Maybe Stability AI is playing 4D chess and made this website themselves as a sorta "false flag" to help demonstrate that what SD is doing is no different than what humans do, to help them win any legal battles.


How is what any of these image generators are doing any different from myself when I (try to) make art? I draw on my experiences and senses and try to reproduce a picture and those experiences include natural things I've seen as well as art others have made.

More so how are these image generators any different from text generators like ChatGTP? I feel like if first tool out from these AI gates was a bot that wrote good-enough-to-use code, no one would have batted an eye. Everyone would just go "yeah we told you that those pesky programmers would eventually automate themselves out of jobs", but since it is rendering pictures which most of the populace can appreciate and it is a skill that is easy enough for literally any child to pick up, but requires a lot of dedication to master all of a sudden this is theft and should be illegal.

I really hope this lawsuit or whatever doesn't go anywhere, because it will not change anything. The genie is already out of the bottle as far as image generators are concerned - however it means that we the people won't get whatever comes next. Whatever comes next will be tightly held by big corporations and they alone will reap the benefits, whatever they may be.


> More so how are these image generators any different from text generators like ChatGTP?

I've spotted this pattern a couple of times and this sort of circular reasoning seems concerning. Whenever one of (Stable diffusion, Copilot, ChatGPT) comes up in a discussion, their legitimacy seems to be swiftly justified by existence of the other two, even though they're all uniquely problematic in how they wash away attribution and licensing.


The thing is that no one seems to have these concerns with ChatGPT. When DALL-E came out it was touted as end of artists since now everyone could "just make their own art", but most people just see ChatGPT as a toy.

This is not circular reasoning, more observation of what people value. Since everyone can "Google and gather information" ChatGPT isn't valued enough, but since most people don't know how to draw DALL-E and Stable Diffusion are seen as industry destroyers.

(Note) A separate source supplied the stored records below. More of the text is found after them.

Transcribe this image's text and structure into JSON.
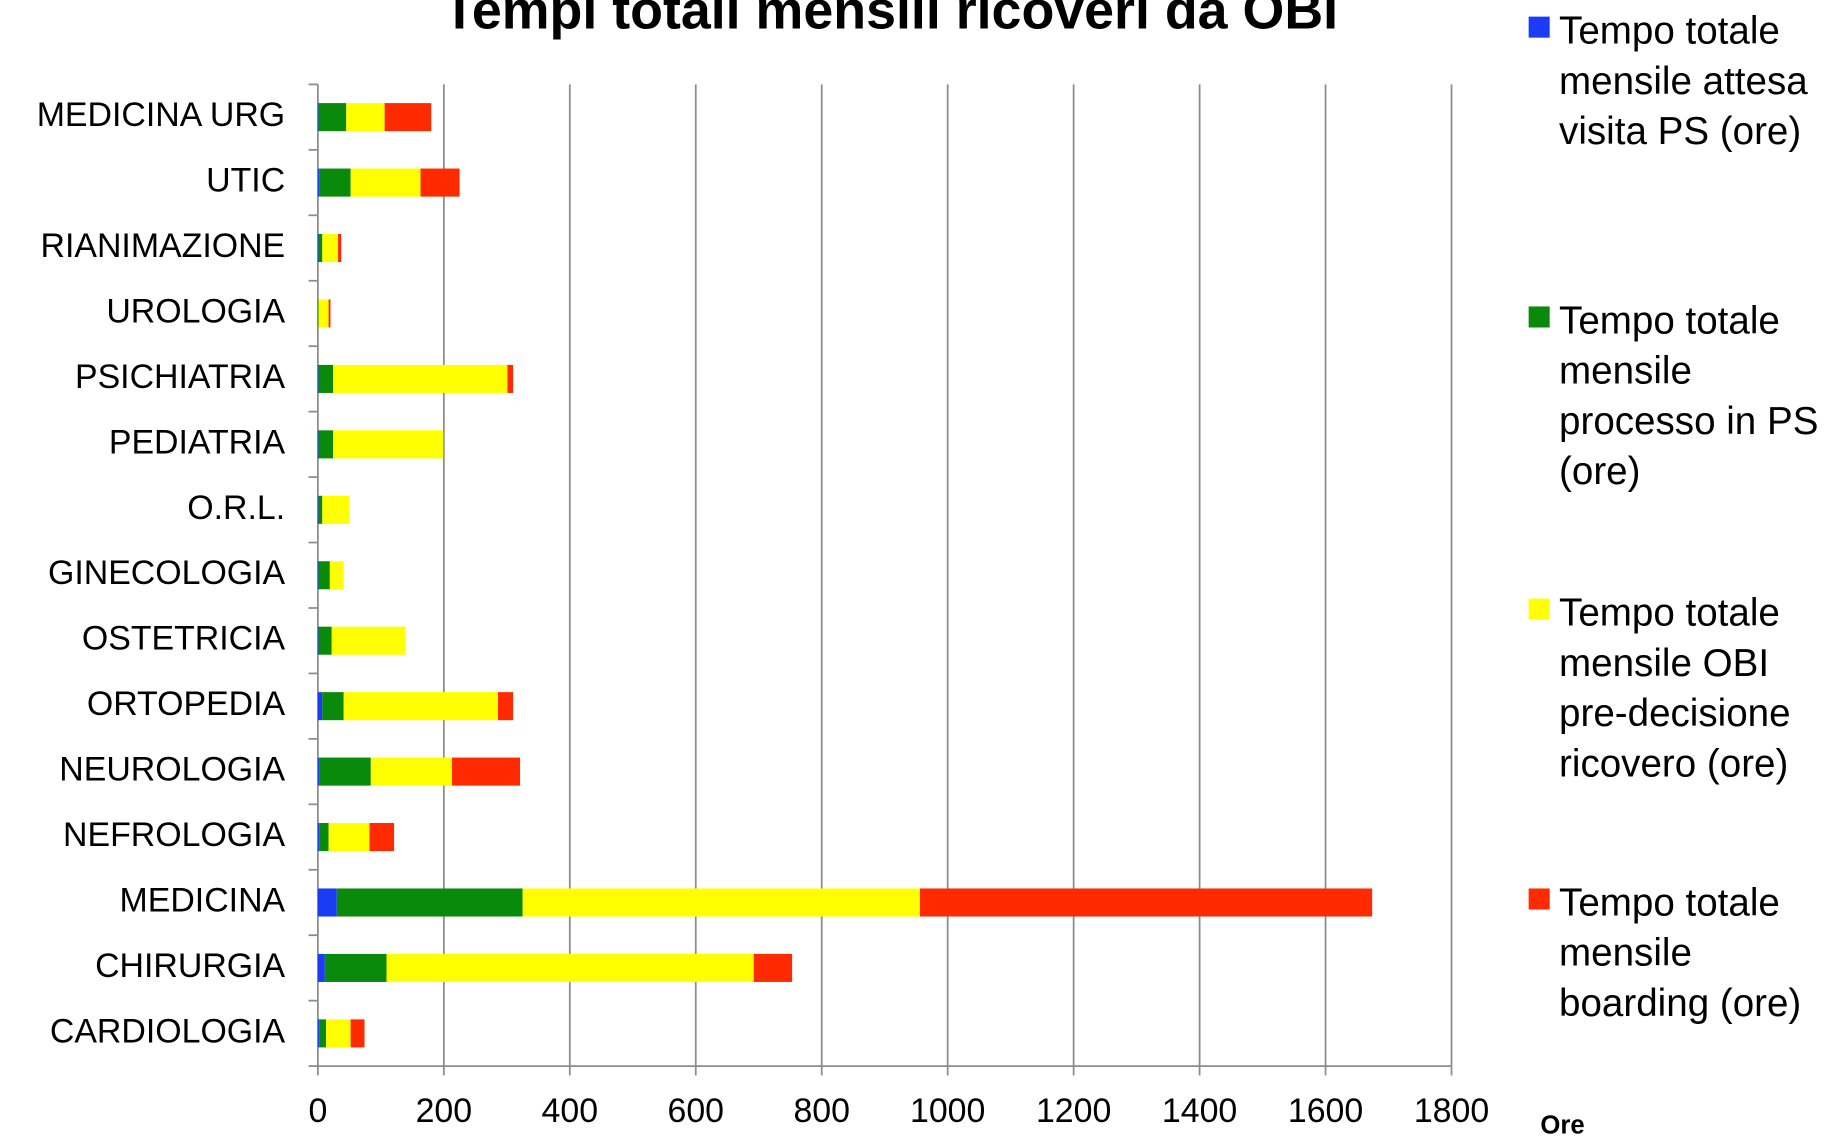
{
  "chart_data": {
    "type": "stacked-bar-horizontal",
    "title": "Tempi totali mensili ricoveri da OBI",
    "x_axis_label": "Ore",
    "categories": [
      "CARDIOLOGIA",
      "CHIRURGIA",
      "MEDICINA",
      "NEFROLOGIA",
      "NEUROLOGIA",
      "ORTOPEDIA",
      "OSTETRICIA",
      "GINECOLOGIA",
      "O.R.L.",
      "PEDIATRIA",
      "PSICHIATRIA",
      "UROLOGIA",
      "RIANIMAZIONE",
      "UTIC",
      "MEDICINA URG"
    ],
    "series": [
      {
        "name": "Tempo totale mensile attesa visita PS (ore)",
        "color": "#1a3cf5",
        "values": [
          2,
          11,
          30,
          2,
          3,
          7,
          1,
          1,
          1,
          1,
          1,
          0,
          1,
          2,
          1
        ]
      },
      {
        "name": "Tempo totale mensile processo in PS (ore)",
        "color": "#0a8a0a",
        "values": [
          11,
          98,
          295,
          15,
          81,
          34,
          21,
          18,
          6,
          23,
          23,
          1,
          6,
          50,
          44
        ]
      },
      {
        "name": "Tempo totale mensile OBI pre-decisione ricovero (ore)",
        "color": "#ffff00",
        "values": [
          39,
          583,
          631,
          65,
          129,
          245,
          117,
          22,
          43,
          175,
          277,
          16,
          25,
          111,
          61
        ]
      },
      {
        "name": "Tempo totale mensile boarding (ore)",
        "color": "#ff2a00",
        "values": [
          22,
          61,
          718,
          39,
          108,
          24,
          0,
          0,
          0,
          0,
          9,
          3,
          5,
          62,
          74
        ]
      }
    ],
    "xlim": [
      0,
      1800
    ],
    "xticks": [
      0,
      200,
      400,
      600,
      800,
      1000,
      1200,
      1400,
      1600,
      1800
    ],
    "grid": true,
    "legend_position": "right"
  }
}
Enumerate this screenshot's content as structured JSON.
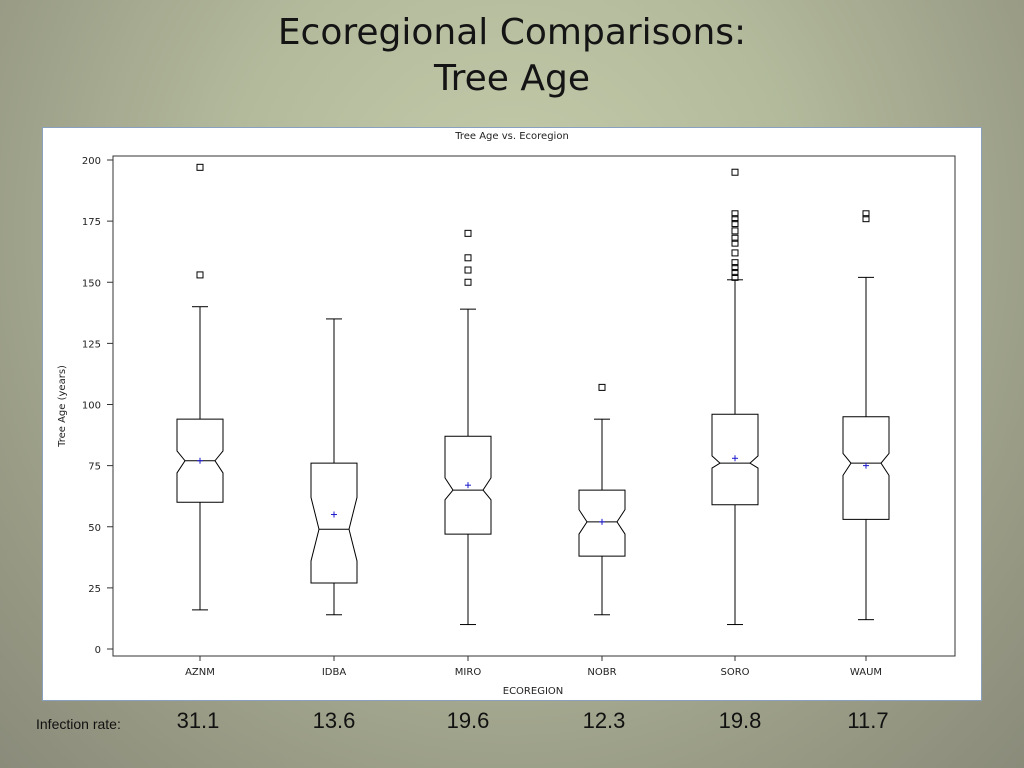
{
  "slide": {
    "title_line1": "Ecoregional Comparisons:",
    "title_line2": "Tree Age"
  },
  "infection": {
    "label": "Infection rate:",
    "rates": [
      "31.1",
      "13.6",
      "19.6",
      "12.3",
      "19.8",
      "11.7"
    ]
  },
  "chart_data": {
    "type": "boxplot",
    "title": "Tree Age vs. Ecoregion",
    "xlabel": "ECOREGION",
    "ylabel": "Tree Age (years)",
    "ylim": [
      0,
      200
    ],
    "yticks": [
      0,
      25,
      50,
      75,
      100,
      125,
      150,
      175,
      200
    ],
    "notched": true,
    "mean_marker": "+",
    "colors": {
      "box": "#000000",
      "mean": "#1a1acc"
    },
    "categories": [
      "AZNM",
      "IDBA",
      "MIRO",
      "NOBR",
      "SORO",
      "WAUM"
    ],
    "boxes": [
      {
        "category": "AZNM",
        "whisker_low": 16,
        "q1": 60,
        "notch_low": 72,
        "median": 77,
        "notch_high": 81,
        "q3": 94,
        "whisker_high": 140,
        "mean": 77,
        "outliers": [
          197,
          153
        ]
      },
      {
        "category": "IDBA",
        "whisker_low": 14,
        "q1": 27,
        "notch_low": 36,
        "median": 49,
        "notch_high": 62,
        "q3": 76,
        "whisker_high": 135,
        "mean": 55,
        "outliers": []
      },
      {
        "category": "MIRO",
        "whisker_low": 10,
        "q1": 47,
        "notch_low": 61,
        "median": 65,
        "notch_high": 70,
        "q3": 87,
        "whisker_high": 139,
        "mean": 67,
        "outliers": [
          170,
          160,
          155,
          150
        ]
      },
      {
        "category": "NOBR",
        "whisker_low": 14,
        "q1": 38,
        "notch_low": 47,
        "median": 52,
        "notch_high": 57,
        "q3": 65,
        "whisker_high": 94,
        "mean": 52,
        "outliers": [
          107
        ]
      },
      {
        "category": "SORO",
        "whisker_low": 10,
        "q1": 59,
        "notch_low": 74,
        "median": 76,
        "notch_high": 79,
        "q3": 96,
        "whisker_high": 151,
        "mean": 78,
        "outliers": [
          195,
          178,
          176,
          174,
          171,
          168,
          166,
          162,
          158,
          156,
          154,
          152
        ]
      },
      {
        "category": "WAUM",
        "whisker_low": 12,
        "q1": 53,
        "notch_low": 71,
        "median": 76,
        "notch_high": 80,
        "q3": 95,
        "whisker_high": 152,
        "mean": 75,
        "outliers": [
          178,
          176
        ]
      }
    ]
  }
}
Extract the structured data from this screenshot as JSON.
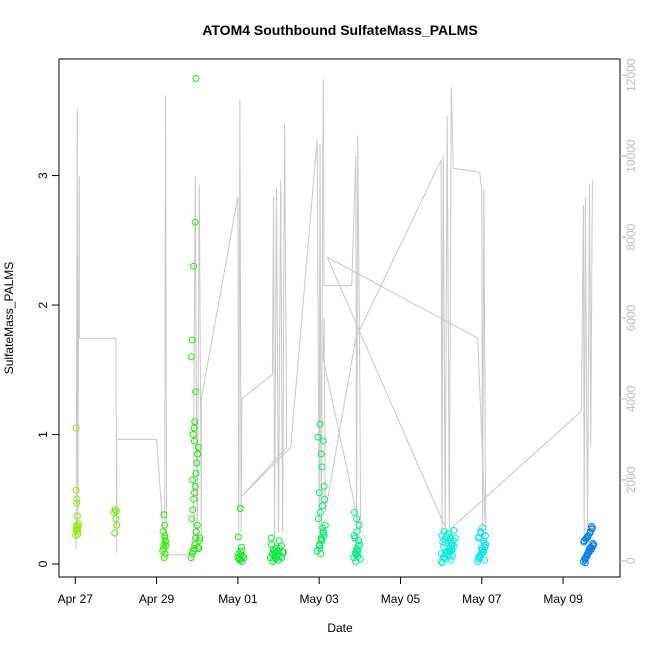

It’s interesting to read your perspective. I feel like I’ve seen more doom-saying about co-pilot and ChatGPT than I have about DALL-E and friends. But that may be selection bias.


I think there's plenty of doom saying with both. LLMs and diffusion models are both highly disruptive technologies, and I think it's fair to speculate on what the impact of that will be.

The difference is I don't see book authors and news writers trying to sue OpenAI for "stealing" their articles and not providing attribution, or creating websites that try to divine which specific book chapters or news articles ChatGPT used to generate any particular response (as if that's at all representative of how GPT works).


Well, yeah, copilot had bunch of clueless people yell how it would make programming so much easier, but it was pretty obvious for anyone who used it that it was no where near ready do replace anyone. It was more like a good generic LSP


I fed it several very different images and yeah, that was my experience as well. There were many, many details that weren't present in the 'evidence' it provided.